In keeping with the standards set by Sajid in his previous films, the jokes in Humshakals are uniformly low-IQ. So dwarves and gays continue to be easy targets, and he can’t resist making fun of the mentally challenged, the disabled, or the obese either. Nothing is sacred, no joke too offensive in Sajid’s world. The problem, unfortunately, is that most of the jokes just aren’t funny. The film, in fact, is really a series of gags that misfire. Your heart bleeds for Saif as the Nawab barks, sniffs and growls when a mind-altering drug sends him into full canine mode. The scenes in which the three men go undercover in drag to seduce their lookalikes are so embarrassing, you have to wonder just how well the actors were paid, or perhaps if they were blackmailed into sacrificing their dignity.
The few moments that do work are the throwaway jokes, and they invariably involve Ritesh or Ram Kapoor’s characters. During a tense brainstorming session, Ram, playing a germ-fearing loony passes around hand-sanitizer casually. And unlike Saif, Ritesh pulls off the dog routine amusingly, including a bit in which he humps the leg of another actor. To be fair, Ritesh is the only actor here who doesn’t entirely disappoint, once again revealing a knack for physical comedy and some sharp timing. Sadly, the opposite is true for Saif, who is completely out of place here, trying very hard to carry a joke, the effort always visible.
The actresses – Bipasha Basu, Tamannah and Esha Gupta – have precious little to do but look good in short skirts, and shake a leg in the song sequences. Satish Shah shows up as a sadistic asylum warden who counts Saddam Hussain, Idi Amin and Hitler as his inspirations.
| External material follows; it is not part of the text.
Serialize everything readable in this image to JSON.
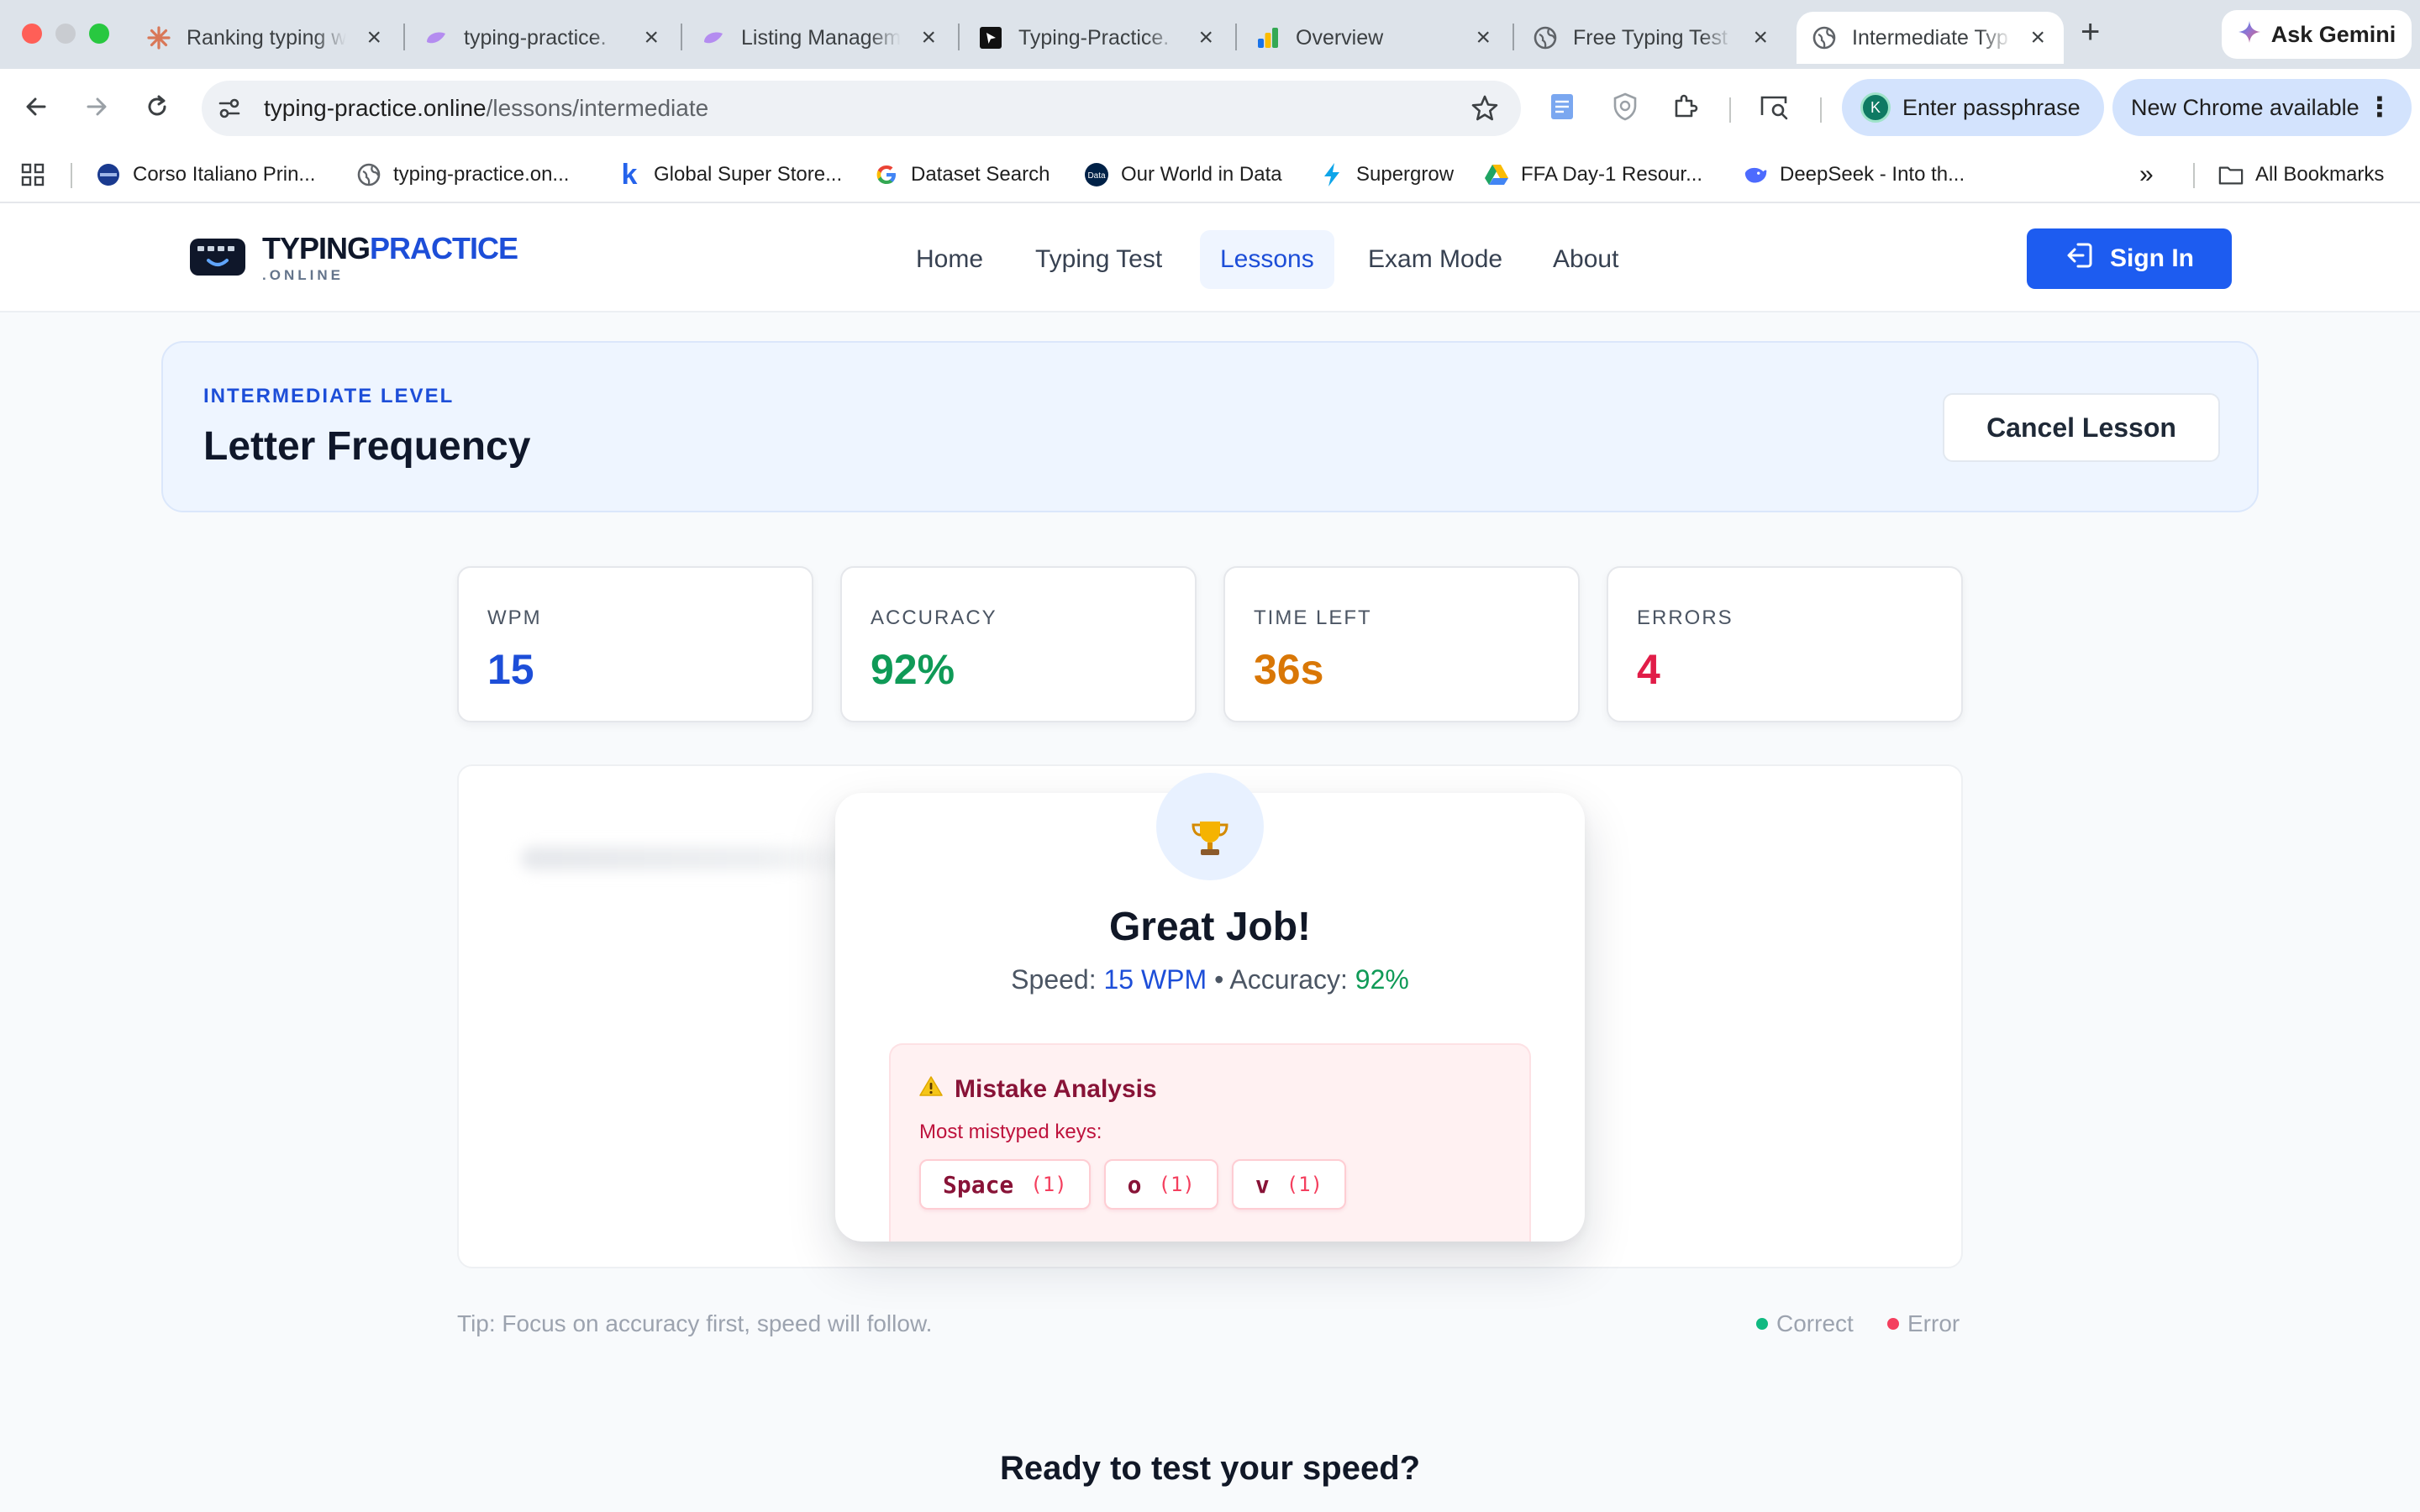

He gets the film’s best joke, when he ties up our heroes and subjects them to what he describes as the ultimate torture – he’s going to make them watch Sajid Khan’s Himmatwala.
That bit of self-deprecatory humor aside, this is essentially a tasteless, overblown affair that plods on for 159 brain-numbing minutes. I’m going with half out of five, yes just half out of five, for Sajid Khan’s Humshakals. I’ve never had one, but I imagine a ruptured appendix would hurt less.